Intriguing peroxidase-mimic for H2O2 and glucose sensing: A synergistic Ce2(MoO4)3/rGO nanocomposites

Abstract Nanomaterials-based peroxidase mimicking with attractive catalytic activity is an appropriate approach to receive the challenges for replacing natural enzymes. Here, we have been reported rGO/CM based peroxidase mimicking nanocatalyst for sensitive and selective detection of H2O2 and glucose. Time-dependent hydrothermal synthesis of CM nanoparticles with different morphologies and their composites have been designed for glucose sensing application. rGO/CM (6 h) (2:1) catalyst was found to be an excellent intrinsic peroxidase-mimicking nanozyme to oxidize 3, 3′,5, 5′-tetramethylbenzidine (TMB) in the presence of H2O2. This nanozyme holds better affinity towards TMB than natural enzyme-like horseradish peroxidase (HRP) and other nanozymes.

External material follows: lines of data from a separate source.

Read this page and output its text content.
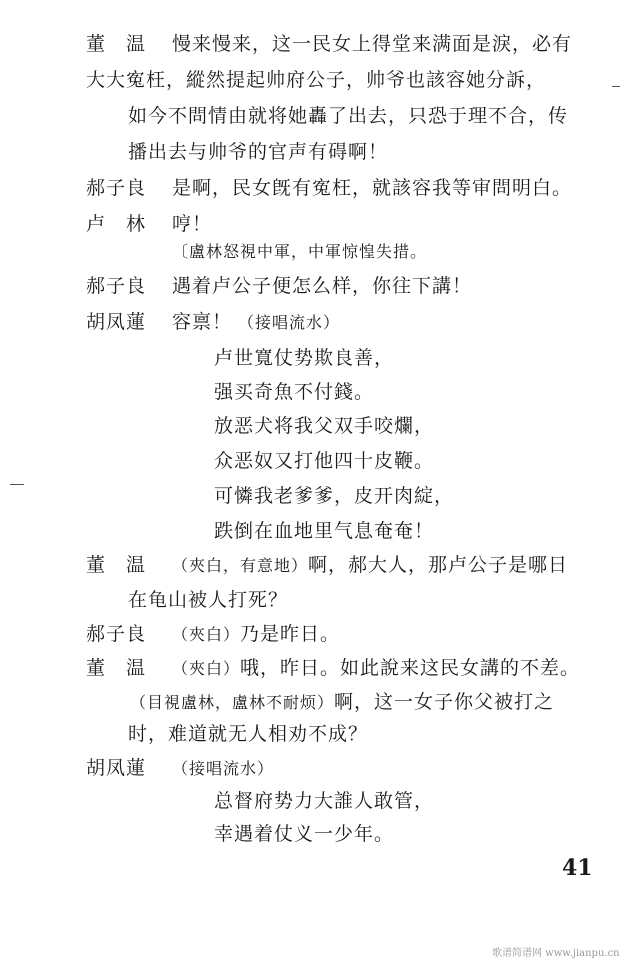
董　温 慢来慢来，这一民女上得堂来满面是淚，必有
大大寃枉，縱然提起帅府公子，帅爷也該容她分訴，
如今不問情由就将她轟了出去，只恐于理不合，传
播出去与帅爷的官声有碍啊！
郝子良 是啊，民女旣有寃枉，就該容我等审問明白。
卢　林 哼！
〔盧林怒視中軍，中軍惊惶失措。
郝子良 遇着卢公子便怎么样，你往下講！
胡凤蓮 容禀！ （接唱流水）
卢世寬仗势欺良善，
强买奇魚不付錢。
放恶犬将我父双手咬爛，
众恶奴又打他四十皮鞭。
可憐我老爹爹，皮开肉綻，
跌倒在血地里气息奄奄！
董　温 （夾白，有意地）啊，郝大人，那卢公子是哪日
在龟山被人打死？
郝子良 （夾白）乃是昨日。
董　温 （夾白）哦，昨日。如此說来这民女講的不差。
（目視盧林，盧林不耐烦）啊，这一女子你父被打之
时，难道就无人相劝不成？
胡凤蓮 （接唱流水）
总督府势力大誰人敢管，
幸遇着仗义一少年。
41
歌谱简谱网 www.jianpu.cn
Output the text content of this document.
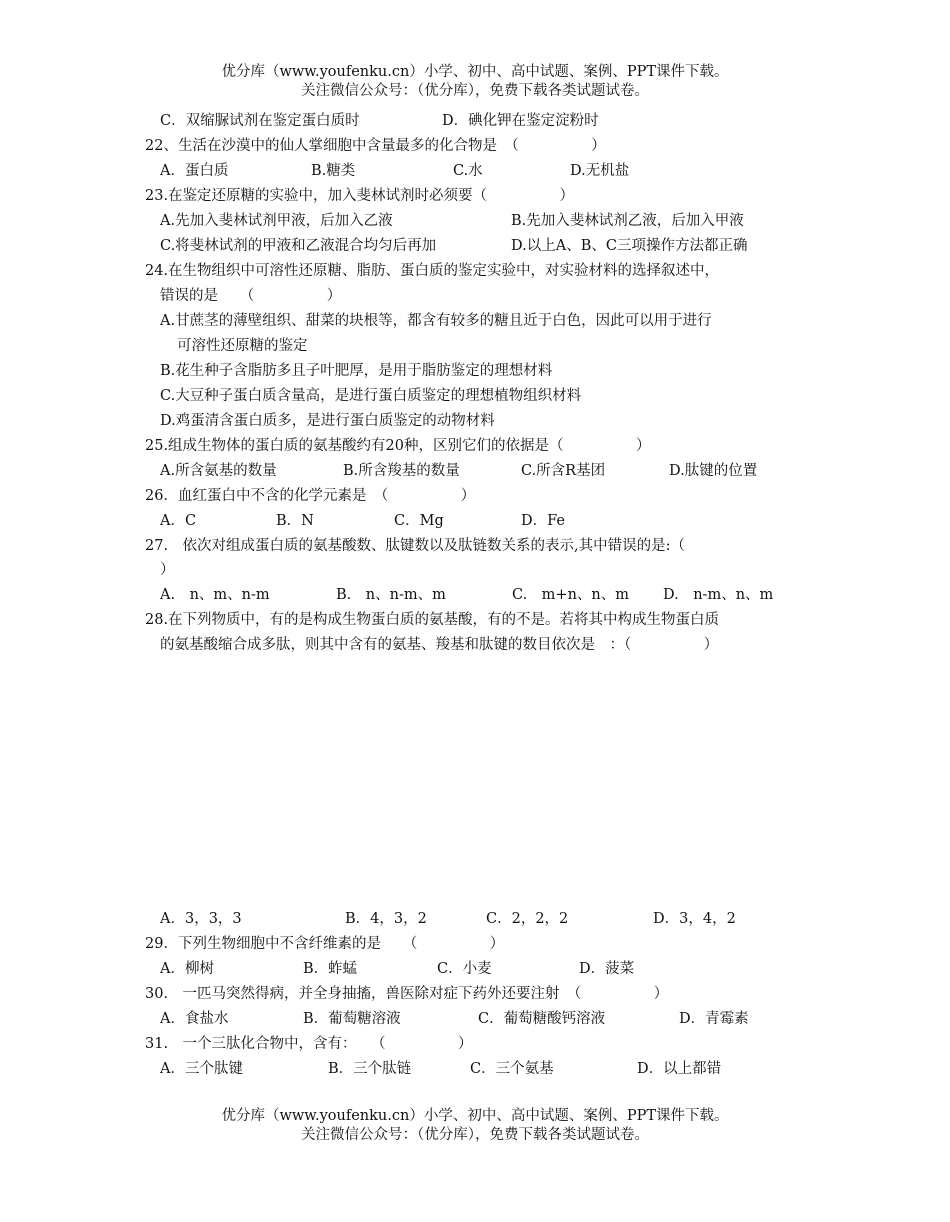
优分库（www.youfenku.cn）小学、初中、高中试题、案例、PPT课件下载。
关注微信公众号：（优分库），免费下载各类试题试卷。
C．双缩脲试剂在鉴定蛋白质时	D．碘化钾在鉴定淀粉时
22、生活在沙漠中的仙人掌细胞中含量最多的化合物是　（　　　　　）
A．蛋白质	B.糖类	C.水	D.无机盐
23.在鉴定还原糖的实验中，加入斐林试剂时必须要（　　　　　）
A.先加入斐林试剂甲液，后加入乙液	B.先加入斐林试剂乙液，后加入甲液
C.将斐林试剂的甲液和乙液混合均匀后再加	D.以上A、B、C三项操作方法都正确
24.在生物组织中可溶性还原糖、脂肪、蛋白质的鉴定实验中，对实验材料的选择叙述中，
错误的是　　（　　　　　）
A.甘蔗茎的薄壁组织、甜菜的块根等，都含有较多的糖且近于白色，因此可以用于进行
可溶性还原糖的鉴定
B.花生种子含脂肪多且子叶肥厚，是用于脂肪鉴定的理想材料
C.大豆种子蛋白质含量高，是进行蛋白质鉴定的理想植物组织材料
D.鸡蛋清含蛋白质多，是进行蛋白质鉴定的动物材料
25.组成生物体的蛋白质的氨基酸约有20种，区别它们的依据是（　　　　　）
A.所含氨基的数量	B.所含羧基的数量	C.所含R基团	D.肽键的位置
26．血红蛋白中不含的化学元素是　（　　　　　）
A．C	B．N	C．Mg	D．Fe
27.　依次对组成蛋白质的氨基酸数、肽键数以及肽链数关系的表示,其中错误的是:（
）
A.　n、m、n-m	B.　n、n-m、m	C.　m+n、n、m D.　n-m、n、m
28.在下列物质中，有的是构成生物蛋白质的氨基酸，有的不是。若将其中构成生物蛋白质
的氨基酸缩合成多肽，则其中含有的氨基、羧基和肽键的数目依次是　：（　　　　　）
A．3，3，3	B．4，3，2	C．2，2，2	D．3，4，2
29．下列生物细胞中不含纤维素的是　　（　　　　　）
A．柳树	B．蚱蜢	C．小麦	D．菠菜
30.　一匹马突然得病，并全身抽搐，兽医除对症下药外还要注射　（　　　　　）
A．食盐水	B．葡萄糖溶液	C．葡萄糖酸钙溶液	D．青霉素
31.　一个三肽化合物中，含有：　　（　　　　　）
A．三个肽键	B．三个肽链	C．三个氨基	D．以上都错
优分库（www.youfenku.cn）小学、初中、高中试题、案例、PPT课件下载。
关注微信公众号：（优分库），免费下载各类试题试卷。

Peroxidase–mimicking activity and enzyme kinetics of rGO/CM (6 h) (2:1) catalyst follows the Michaelis – Menten model. This novel metal-free highly sensitive colorimetric biosensor detects H2O2 and glucose precisely. Limit of detection (LOD) and linearity range for H2O2 were found to be 0.15 μM and 1–10 μM whereas for glucose it was 0.43 μM and 1–50 μM respectively. The sensitive and selective detection makes this catalyst as an effective biosensor for various potential applications such as clinical diagnosis, pharmaceutics, and food industry.